Hundreds of people of color have been affected by the storm already. If anyone would like to lend a helping hand to the relief effort through donations, we are asking you give to local organizations that focus on people of color such as: The Black Women’s Defense League, Raices, ICNA Relief, BlackAmericaWeb.com Relief Fund or the South Texas Human Rights Center. Any contribution will be greatly received as we ask Congress and President Donald Trump to provide immediate emergency funding and resources to deal with the crisis at hand. We believe at least $150 billion will be needed just to aid Texas residents in reconstruction, with much more needed later as the storm continues to travel the Gulf Coast.

In addition, Southeast Texas needs funding for storm surge protection research, just as New York and New Jersey received following the devastation of Hurricane Sandy.

Congress should pass an aid package not only to help the people of Texas, but to also provide an assurance to the American people that their government will be there for them in a time of crisis. This legislative package should not be weighed down in political rhetoric and partisanship. Instead, it should be aimed at helping as many people affected by Harvey as possible.

It is essential for the U.S. Army Corp of Engineers to conduct a full and complete assessment of the entire Gulf Coast region’s infrastructure capabilities when it comes to flooding. Time and time again, we have seen our region suffer from hurricanes, and we must take steps to prevent another city from struggling to rebuild.

Americans from around the country have offered themselves in service to help their fellow citizens.
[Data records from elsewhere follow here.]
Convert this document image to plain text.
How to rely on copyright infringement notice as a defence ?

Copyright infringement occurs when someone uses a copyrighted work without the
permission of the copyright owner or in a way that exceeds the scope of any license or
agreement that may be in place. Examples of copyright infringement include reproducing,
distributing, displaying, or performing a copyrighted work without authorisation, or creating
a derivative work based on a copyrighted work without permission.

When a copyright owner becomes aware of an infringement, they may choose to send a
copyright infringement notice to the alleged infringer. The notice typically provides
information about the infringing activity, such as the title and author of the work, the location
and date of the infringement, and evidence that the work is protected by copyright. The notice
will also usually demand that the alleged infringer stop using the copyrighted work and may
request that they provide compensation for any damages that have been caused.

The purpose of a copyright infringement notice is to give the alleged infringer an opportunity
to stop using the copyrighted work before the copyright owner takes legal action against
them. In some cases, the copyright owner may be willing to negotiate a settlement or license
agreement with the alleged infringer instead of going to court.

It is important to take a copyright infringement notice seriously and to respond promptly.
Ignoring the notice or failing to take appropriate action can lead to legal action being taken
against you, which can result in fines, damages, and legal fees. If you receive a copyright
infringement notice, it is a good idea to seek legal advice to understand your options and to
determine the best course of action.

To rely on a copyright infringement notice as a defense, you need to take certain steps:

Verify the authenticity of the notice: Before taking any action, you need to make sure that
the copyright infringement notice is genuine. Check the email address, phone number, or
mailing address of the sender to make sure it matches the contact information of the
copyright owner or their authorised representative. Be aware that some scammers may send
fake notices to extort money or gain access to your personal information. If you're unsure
Now, we as Members of Congress must do the same. The best way for us to do so is with a comprehensive emergency funding package. Volunteers, first responders and so many others have stepped up to the plate, now it is up to us to hit the ball out of the park.

When Congress goes back into session, let’s pass this package without unnecessary political debates. The people of the Gulf Coast are depending on us.

Rep. Bennie G. Thompson (D-Miss.), Rep. Sheila Jackson Lee (D-Texas) and Rep. Al Green (D-Texas) represent Gulf Coast residents. They are all members of the Congressional Black Caucus.